Снова полная тишина. Казачьи шеренги словно окаменели.

Шорохов думает: "Таманцев не меньше двух тысяч. Полтавцев столько же. Если разом двинутся на эту офицерскую горстку, что сделает вся ее охрана? Стрелять сразу по своим и чужим невозможно. Отсутствие вожака сковывает сейчас этих людей. Первого, кто решится в открытую себя не пожалеть, и кому казаки поверят".

— Еще десять минут, — генерал опять трясет часами над головой. — Пеняйте потом на себя. Мы с такими не церемонимся.

"Покорность, — думает Шорохов. — Общее наше проклятие. Вбито с детства. То нельзя. Это нельзя. Вырастаем уродами".

Генерал оборачивается к стоящим за его спиной офицерам:

— Начинайте.

Команды из донцов по два — три человека вырывают из шеренг то одного, то другого казака. Отводят к скамейкам у казарм, заголяют спину. Казаки ложатся на скамью. Ни одного вскрика, вопля, стона. Только шлепки шомполов.

Выпоротых отводят на прежнее место.

Генерал вновь поднимает руку с часами:

— Теперь согласны выступить на фронт?

В ответ — ни малейшего звука.

— Расстрелять каждого пятидесятого, — объявляет генерал.

Снова вдоль шеренги идет команда из донцов. Выхватывает одного из казаков, но теперь отводит саженей на двести от строя, на край лагерного поля. Слышится винтовочный залп.

Следующий наряд из донцов направляется к шеренге таманцев.

Залп, залп…

По-прежнему, как и при порке, неподвижна, молчалива казачья масса.

Шорохов тоже чувствует какое-то непреодолимое оцепенение.

После расстрела пятнадцатого человека, генерал спрашивает:

— Хотите еще? Или дадите казацкое слово, что выступите на фронт?

— Слово даем! — раздается из шеренги таманцев чей-то одинокий хриплый голос.

— Хорошо, — кричит в ответ генерал. — Если через три дня не выступите, расстреляю всех!

Густая цепь донцов с винтовками наперевес торопливо отгораживает от казачьих шеренг генерала и офицеров.

— Огорчаетесь? — спрашивает Закордонный. — Сейчас подберут своих, в общей могиле похоронят. Казацкая жизнь. Дело привычное,

— Но послушайте, Иван Сергеевич, — говорит Шорохов, — через трое суток они выступят на фронт. Думаете, там они свою обиду помнить не будут?

— Не будут. Казаки. Сказано — сделано.

— А если с ними рядом на позиции окажутся эти самые донцы?

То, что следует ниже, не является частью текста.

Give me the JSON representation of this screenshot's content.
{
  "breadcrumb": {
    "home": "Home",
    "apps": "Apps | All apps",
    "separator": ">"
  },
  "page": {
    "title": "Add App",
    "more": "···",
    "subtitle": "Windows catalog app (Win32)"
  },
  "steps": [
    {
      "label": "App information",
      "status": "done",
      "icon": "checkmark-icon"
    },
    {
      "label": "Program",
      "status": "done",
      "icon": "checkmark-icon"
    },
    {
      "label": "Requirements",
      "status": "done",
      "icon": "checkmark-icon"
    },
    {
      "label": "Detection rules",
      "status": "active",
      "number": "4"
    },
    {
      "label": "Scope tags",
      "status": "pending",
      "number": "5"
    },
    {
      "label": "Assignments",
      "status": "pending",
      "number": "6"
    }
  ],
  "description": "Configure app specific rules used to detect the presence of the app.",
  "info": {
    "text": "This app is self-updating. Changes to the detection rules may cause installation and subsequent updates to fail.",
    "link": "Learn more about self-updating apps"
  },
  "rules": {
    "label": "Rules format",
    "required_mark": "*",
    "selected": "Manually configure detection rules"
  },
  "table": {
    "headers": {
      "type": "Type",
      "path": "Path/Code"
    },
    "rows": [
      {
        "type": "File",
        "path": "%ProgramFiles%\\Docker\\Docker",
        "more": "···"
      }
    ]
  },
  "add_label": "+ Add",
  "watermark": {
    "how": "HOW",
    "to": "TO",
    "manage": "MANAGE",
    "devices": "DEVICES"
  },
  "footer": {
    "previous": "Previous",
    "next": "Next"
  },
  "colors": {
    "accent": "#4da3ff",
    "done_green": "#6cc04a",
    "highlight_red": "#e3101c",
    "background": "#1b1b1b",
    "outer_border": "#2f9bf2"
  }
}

Закордонный глухо смеется:

— Кубанцы строгий приказ чтут свято. А жизнь человеческая? Знаете, почему я канареек держу? Чтобы за свою жизнь ради них цепляться: без меня пропадут. Казаки так же вот за строгую команду держатся. Иначе вся жизнь кувырком полетит… Вы в Екатеринбург возвращаться намерены? Чего вам тут оставаться? Интендантство по случаю этого раскордажа из станицы умотало. И атаман укатил. Соглашайтесь. Со мной пятерка казаков. Я верхом, вы в экипаже.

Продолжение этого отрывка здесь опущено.